[ZeroHedge] Bright MLS, one of the largest multiple listing services in the US, just recently cautioned real estate agents and industry professionals: A toxic mix of a "new Presidential administration and higher-than-expected mortgage rates contributed to a slow start to the 2025 housing market" across the Washington, DC, metro area, plus surrounding counties in Northern Virginia and Maryland. Now, the floodgates have opened—active listings are soaring, and jobless claims are spiking across the region, as the writing's on the wall: an economic downturn is just ahead for the federal bureaucracy as 'DC Swamp' draining accelerates.
Let's start with the DC housing market and surrounding area trends.
Bright MLS' latest monthly housing report for the Mid-Atlantic residential market, covering market trends through January, revealed a significant increase in active listings compared to the same period last year.
While a rise in listings is typical during a presidential transition year—especially ahead of the spring selling season—the region's heavy concentration of federal workers is a major cause for concern in the era of President Trump and Elon Musk's DOGE. That's because, as of last week, Trump had already slashed 275,000 federal jobs.

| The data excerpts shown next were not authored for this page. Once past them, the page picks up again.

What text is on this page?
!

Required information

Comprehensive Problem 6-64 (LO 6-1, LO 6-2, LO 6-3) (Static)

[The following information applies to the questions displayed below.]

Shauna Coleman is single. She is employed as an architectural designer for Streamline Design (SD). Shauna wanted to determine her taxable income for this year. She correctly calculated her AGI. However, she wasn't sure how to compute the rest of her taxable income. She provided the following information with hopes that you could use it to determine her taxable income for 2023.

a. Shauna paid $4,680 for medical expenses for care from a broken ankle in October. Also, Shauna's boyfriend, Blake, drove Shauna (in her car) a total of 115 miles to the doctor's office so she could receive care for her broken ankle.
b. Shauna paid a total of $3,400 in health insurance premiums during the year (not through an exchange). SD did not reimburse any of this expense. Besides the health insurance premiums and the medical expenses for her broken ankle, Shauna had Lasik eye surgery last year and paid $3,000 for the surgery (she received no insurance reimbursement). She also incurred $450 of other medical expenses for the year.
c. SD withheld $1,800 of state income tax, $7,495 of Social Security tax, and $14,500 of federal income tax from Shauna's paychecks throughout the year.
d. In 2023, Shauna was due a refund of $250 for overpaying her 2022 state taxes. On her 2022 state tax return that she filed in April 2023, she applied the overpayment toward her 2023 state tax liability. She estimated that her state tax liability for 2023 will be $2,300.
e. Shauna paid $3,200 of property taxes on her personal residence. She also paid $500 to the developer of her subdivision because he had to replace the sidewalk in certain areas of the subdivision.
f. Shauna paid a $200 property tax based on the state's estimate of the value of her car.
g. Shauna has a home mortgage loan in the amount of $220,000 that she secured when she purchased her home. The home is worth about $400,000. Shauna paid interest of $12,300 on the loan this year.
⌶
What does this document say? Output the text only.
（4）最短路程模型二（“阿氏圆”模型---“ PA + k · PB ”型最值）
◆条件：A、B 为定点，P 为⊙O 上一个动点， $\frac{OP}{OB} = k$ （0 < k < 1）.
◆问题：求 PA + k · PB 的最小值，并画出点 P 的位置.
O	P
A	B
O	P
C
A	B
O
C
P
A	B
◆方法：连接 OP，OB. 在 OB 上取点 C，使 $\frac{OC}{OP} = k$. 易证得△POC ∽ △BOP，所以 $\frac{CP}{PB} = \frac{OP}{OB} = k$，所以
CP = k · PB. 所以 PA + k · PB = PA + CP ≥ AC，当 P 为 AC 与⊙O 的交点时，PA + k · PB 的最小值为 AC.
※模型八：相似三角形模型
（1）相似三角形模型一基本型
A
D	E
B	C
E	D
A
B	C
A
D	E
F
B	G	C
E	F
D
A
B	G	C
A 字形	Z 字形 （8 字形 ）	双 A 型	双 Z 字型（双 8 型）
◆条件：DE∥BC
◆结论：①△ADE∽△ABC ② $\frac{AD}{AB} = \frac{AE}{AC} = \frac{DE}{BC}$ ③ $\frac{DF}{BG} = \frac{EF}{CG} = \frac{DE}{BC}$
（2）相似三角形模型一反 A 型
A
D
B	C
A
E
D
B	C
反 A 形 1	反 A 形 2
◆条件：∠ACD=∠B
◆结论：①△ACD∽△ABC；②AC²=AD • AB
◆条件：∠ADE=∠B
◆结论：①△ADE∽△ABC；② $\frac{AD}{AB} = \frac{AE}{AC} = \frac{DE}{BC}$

Last month, local residential markets in Washington, DC, and surrounding counties in Northern Virginia and Maryland, saw a sharp increase in active listings, averaging 22.8%. Notably, Falls Church City, Virginia, experienced a 78.6% surge, followed by a 68.8% jump in Fairfax City, a 50.5% increase in Alexandria City, and a 33.5% uptick in Montgomery County, Maryland. These markets have a high concentration of federal workers, many of whom have spent their entire careers in the government without little to no experience in the private sector.
The flood of active listings across the DC-Maryland-North Central Virginia areas occured when borrowing costs are at elevated levels. Data from Bright MLS' T3 Home Demand Index shows that February has so far been "Slow" and/or "limited."
In other words, a supply imbalance across the DC region could drive housing prices lower.
Six months from now the poor darlings will be desperate for any offer, never mind a good one. | Housing market softness comes as President Trump and Musk's DOGE eliminated 275,000 federal workers. This includes 75,000 who accepted the buyout and 200,000 workers on probation—those who have been in their roles for less than a year or, in some cases, up to two years.
So far, Labor Department figures not adjusted for seasonal factors show that 4,000 workers in DC have already filed for unemployment insurance.
Meanwhile, in Maryland, swamp draining by Trump and DOGE could push the state on a crash course to a "deep recession" because of the already dire fiscal situation produced by far-left Democratic lawmakers, including Gov. Wes Moore.
A large asset management company that operates in the region told us weeks ago that the financial situation in Maryland is so dire that they don't even recommend the state's muni bonds to their clients - and have instructed some clients to leave the state because of tax hike fears.
What may unfold is an economic downturn that could rip through the unaccountable federal bureaucracy in the DC Swamp that won't get a bailout this time from taxpayers.
In November, the median home in the nation’s capital was worth $699,000, according to Redfin.
By February, the median home value dropped 20 percent, bringing the price down to $560,000.
TKL found there are now nearly 8,000 homes listed for sale in the Washington, DC metro area, and almost half of them have been put on the market in the last 30 days.
There has also been a surge in new listings of homes over $1 million. According to TKL, there are 525 listings worth $1 million and 44 listings worth $5 million, suggesting DOGE layoffs could affect people in high-profile jobs.
Redfin agents in Washington, DC, reported that return-to-office mandates and uncertainty for federal workers have caused a listing surge.